Entre Bréhec et la Pointe de Minard, une petite crique difficile d'accès.
Il fait beau en Bretagne, n'est-ce-pas ? Et en plus il ne vous manque plus que l'odeur des ajoncs.

Aujourd'hui un hommage aux pêcheurs de coquilles Saint-Jacques, car c'est une pêche difficile, pour un produit que nous apprécions beaucoup.
Pour préserver la ressource la pêche n'a lieu qu'à une période de l'année, de l'automne au début du printemps, seulement deux jours par semaine, et trois quarts
d'heure à chaque fois. C'est une pêche très réglementée et surveillée, avec une trêve en plein coeur de l'hiver. C'est grâce à cela que nous pouvons encore les déguster.
Ici, les coquillers attendent leur tour pour pouvoir décharger leur précieuse cargaison. Un vrai ballet.
Les coquilles ont d'abord été triées, puis conditionnées dans de grands sacs rouges ou blancs en fonction de leur taille.
Déchargement : tiens ici des sacs blancs, je suppose que les coquilles sont plus grosses.
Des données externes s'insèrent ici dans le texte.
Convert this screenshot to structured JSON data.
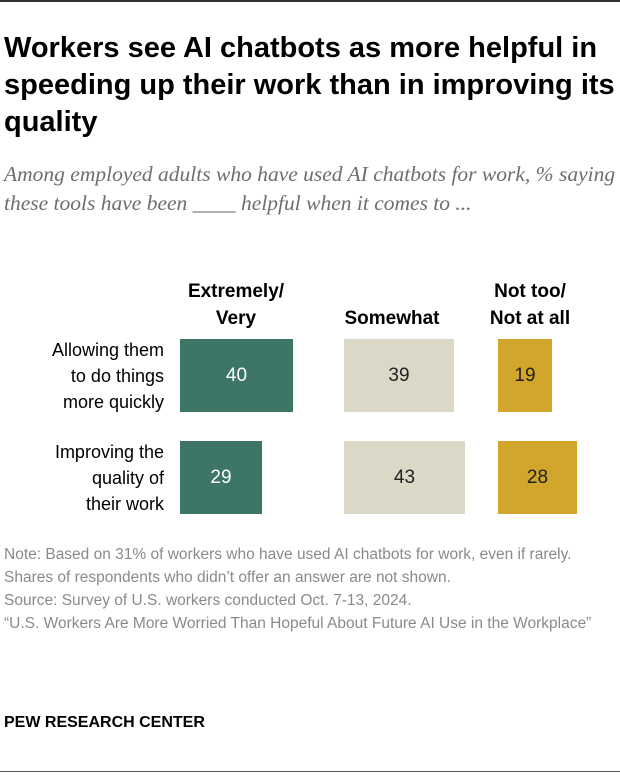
{
  "title": "Workers see AI chatbots as more helpful in speeding up their work than in improving its quality",
  "subtitle": "Among employed adults who have used AI chatbots for work, % saying these tools have been ____ helpful when it comes to ...",
  "chart_data": {
    "type": "bar",
    "orientation": "horizontal",
    "stacked": false,
    "categories": [
      "Allowing them to do things more quickly",
      "Improving the quality of their work"
    ],
    "series": [
      {
        "name": "Extremely/ Very",
        "values": [
          40,
          29
        ]
      },
      {
        "name": "Somewhat",
        "values": [
          39,
          43
        ]
      },
      {
        "name": "Not too/ Not at all",
        "values": [
          19,
          28
        ]
      }
    ],
    "colors": [
      "#3d7667",
      "#dcd8c8",
      "#d2a52c"
    ],
    "grid": false,
    "legend": "none"
  },
  "notes": {
    "note": "Note: Based on 31% of workers who have used AI chatbots for work, even if rarely. Shares of respondents who didn’t offer an answer are not shown.",
    "source": "Source: Survey of U.S. workers conducted Oct. 7-13, 2024.",
    "report": "“U.S. Workers Are More Worried Than Hopeful About Future AI Use in the Workplace”"
  },
  "brand": "PEW RESEARCH CENTER"
}
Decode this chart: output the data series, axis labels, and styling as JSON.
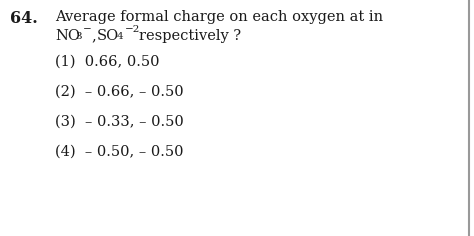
{
  "background_color": "#ffffff",
  "question_number": "64.",
  "question_line1": "Average formal charge on each oxygen at in",
  "options": [
    "(1)  0.66, 0.50",
    "(2)  – 0.66, – 0.50",
    "(3)  – 0.33, – 0.50",
    "(4)  – 0.50, – 0.50"
  ],
  "font_size": 10.5,
  "bold_fontsize": 11.5,
  "text_color": "#1a1a1a",
  "border_color": "#999999"
}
Une femme courageuse assure le travail elle aussi.
Un vrai ballet de chariots élévateurs va remplir la criée.
Vous les trouverez à 2,99 euros le kilo de coquilles. Prix psychologique comme on le dit si souvent. Fraîcheur garantie.
Cet hiver plusieurs coquillers ont été victimes d'avaries : au moins trois ces dernières semaines, et un pompier y a laissé sa vie en les sauvant. Durs métiers parfois que ceux de la mer.